Rhubarb Fri 03-Jun-05 11:32:49

I'd have slapped her! And if her beer was so precious to her, why did she waste it in throwing it over you? If she leaves her beer unattended then it's tough titty!

Gizmo Fri 03-Jun-05 11:32:49

Blimey, you lot are fast. Dinosaur, let's assume you are in an up for it sort of mood: you've already have a pint of cider, remember (not to mention the half pint you have consumed 'testing' which cider you're going to have )

dinosaur Fri 03-Jun-05 11:33:43

Well then, definitely a mouthful of abuse in which the words "cow" and "silly" would have featured prominently...

Gizmo Fri 03-Jun-05 11:35:07

Hooray, hooray, I think I need to organise a Mumsnet Beer Festival.

All beer to be served in sippy cups...

dinosaur Fri 03-Jun-05 11:37:34

Come on then Gizmo - what did you do???

Tell tell tell!!!

handlemecarefully Fri 03-Jun-05 11:38:55

she was a drunk and obnoxious little twonk. How did you stop yourself from decking her?

tarantula Fri 03-Jun-05 11:40:00

Now thats a brillaint idea Gizmo. In fact reckon there might be a market out there for adult sippy cups PMSL at the thougth of a beer festival with sippy cups

Gizmo Fri 03-Jun-05 11:40:49

Anyway, in answer to everyone's questions, I turned around and stalked back up to her. I think she probably didn't mean to hit me with her beer because she was looking well worried.

There followed an impeccable display of middle class playground fight: 'you didn't even say sorry' 'well I don't feel obliged to look out for your b*dy drink if you leave it 8 feet away from you in a pile of plates' 'but you didn't even say sorry' 'well, I'm very sorry - about this' - as I pour my cider over her.

Then I walk off, a little wetter and a little prouder.

Fortunately the cider (despite intensive tasting) wasn't actually that good, so it was a very good use of it

Marina Fri 03-Jun-05 11:41:36

FABULOUS idea to serve beer and all other alcoholic drinks in sippies!
Gizmo, as a connoisseur of proper cider I am hoping you did not waste a drop of this delicious drink by pouring it over this silly woman...

Marina Fri 03-Jun-05 11:42:10

Chuh, cross-posted. Bad cider well-deployed

Gizmo Fri 03-Jun-05 11:46:25

Thank you ladies, you have put my mind at rest.

I don't mind standing up for myself, but I was slightly worried that I had assaulted an innocent young woman who had an entirely legitimate complaint about my behaviour.

But as it turns out, according to the court of mumsnet, she was a drunken obnoxious little twonk who had it coming to her...

Nightynight Fri 03-Jun-05 11:57:19

nope Gizmo you did right - hopefully she'll look after her pint and not be rude to strangers next time.

Gizmo Fri 03-Jun-05 12:00:42

I doubt it Nightynight.

Sad thing was, she reminded me of myself when I was a student: she was obviously being a bit of a ladette, trying to impress the guys she was with, but didn't really know what to do when push came to shove.

I still haven't learned, really....

compo Fri 03-Jun-05 12:00:59

oh dear, looks like I'm in the minority here but here goes.... I think I would have apologised even if I didn't think it was my fault.

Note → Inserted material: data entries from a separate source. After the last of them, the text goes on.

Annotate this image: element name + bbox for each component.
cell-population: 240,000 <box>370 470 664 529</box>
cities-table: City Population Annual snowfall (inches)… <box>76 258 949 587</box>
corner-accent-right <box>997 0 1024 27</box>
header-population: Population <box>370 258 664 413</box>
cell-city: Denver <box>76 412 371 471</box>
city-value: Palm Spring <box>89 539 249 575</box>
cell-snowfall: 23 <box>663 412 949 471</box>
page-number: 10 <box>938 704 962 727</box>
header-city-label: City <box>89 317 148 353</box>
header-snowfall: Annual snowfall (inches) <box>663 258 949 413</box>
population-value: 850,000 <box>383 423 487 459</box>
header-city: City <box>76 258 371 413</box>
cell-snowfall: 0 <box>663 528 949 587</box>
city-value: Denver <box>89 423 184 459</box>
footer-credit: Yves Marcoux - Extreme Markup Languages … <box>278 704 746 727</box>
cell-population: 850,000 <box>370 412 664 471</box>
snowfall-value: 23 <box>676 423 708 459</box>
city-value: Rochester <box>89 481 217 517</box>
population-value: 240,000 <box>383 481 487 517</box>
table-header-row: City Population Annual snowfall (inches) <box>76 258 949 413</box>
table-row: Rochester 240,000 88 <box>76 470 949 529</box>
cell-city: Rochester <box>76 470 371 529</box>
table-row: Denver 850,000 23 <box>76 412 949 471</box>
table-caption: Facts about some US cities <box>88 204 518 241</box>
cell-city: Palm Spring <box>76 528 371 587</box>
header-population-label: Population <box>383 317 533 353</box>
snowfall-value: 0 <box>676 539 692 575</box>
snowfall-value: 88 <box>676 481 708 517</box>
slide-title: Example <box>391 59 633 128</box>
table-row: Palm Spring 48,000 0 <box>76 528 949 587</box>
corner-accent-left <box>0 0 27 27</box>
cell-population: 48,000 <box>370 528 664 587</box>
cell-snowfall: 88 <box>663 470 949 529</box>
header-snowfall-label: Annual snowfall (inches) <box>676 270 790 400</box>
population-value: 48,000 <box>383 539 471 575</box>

Saying "oh trauma, sorry" sounds a bit sarcastic to me.

Gizmo Fri 03-Jun-05 12:03:01

Yes, compo, you're right, and thinking about it I'm sure that's how it came over. Probably because I wasn't feeling particularly apologetic as I didn't really see how it could be my fault.

Nightynight Fri 03-Jun-05 12:07:23

compo,

I'm a natural apologizer in these sort of situations, and the person is almost never gracious about it in my experience! (one or two nasty road accident situations spring to mind, where I rushed in with an apology, when it wasn't really my fault, and the other person rushed in with nasty accusations.)
So now, I think it's better not to apologise unless you're really sure it was your fault!

And at a beer fest, surely everyone's beer is their own responsibility! I certainly wouldn't leave mine lying around where some friendly drunk could knock it over (sorry Gizmo!)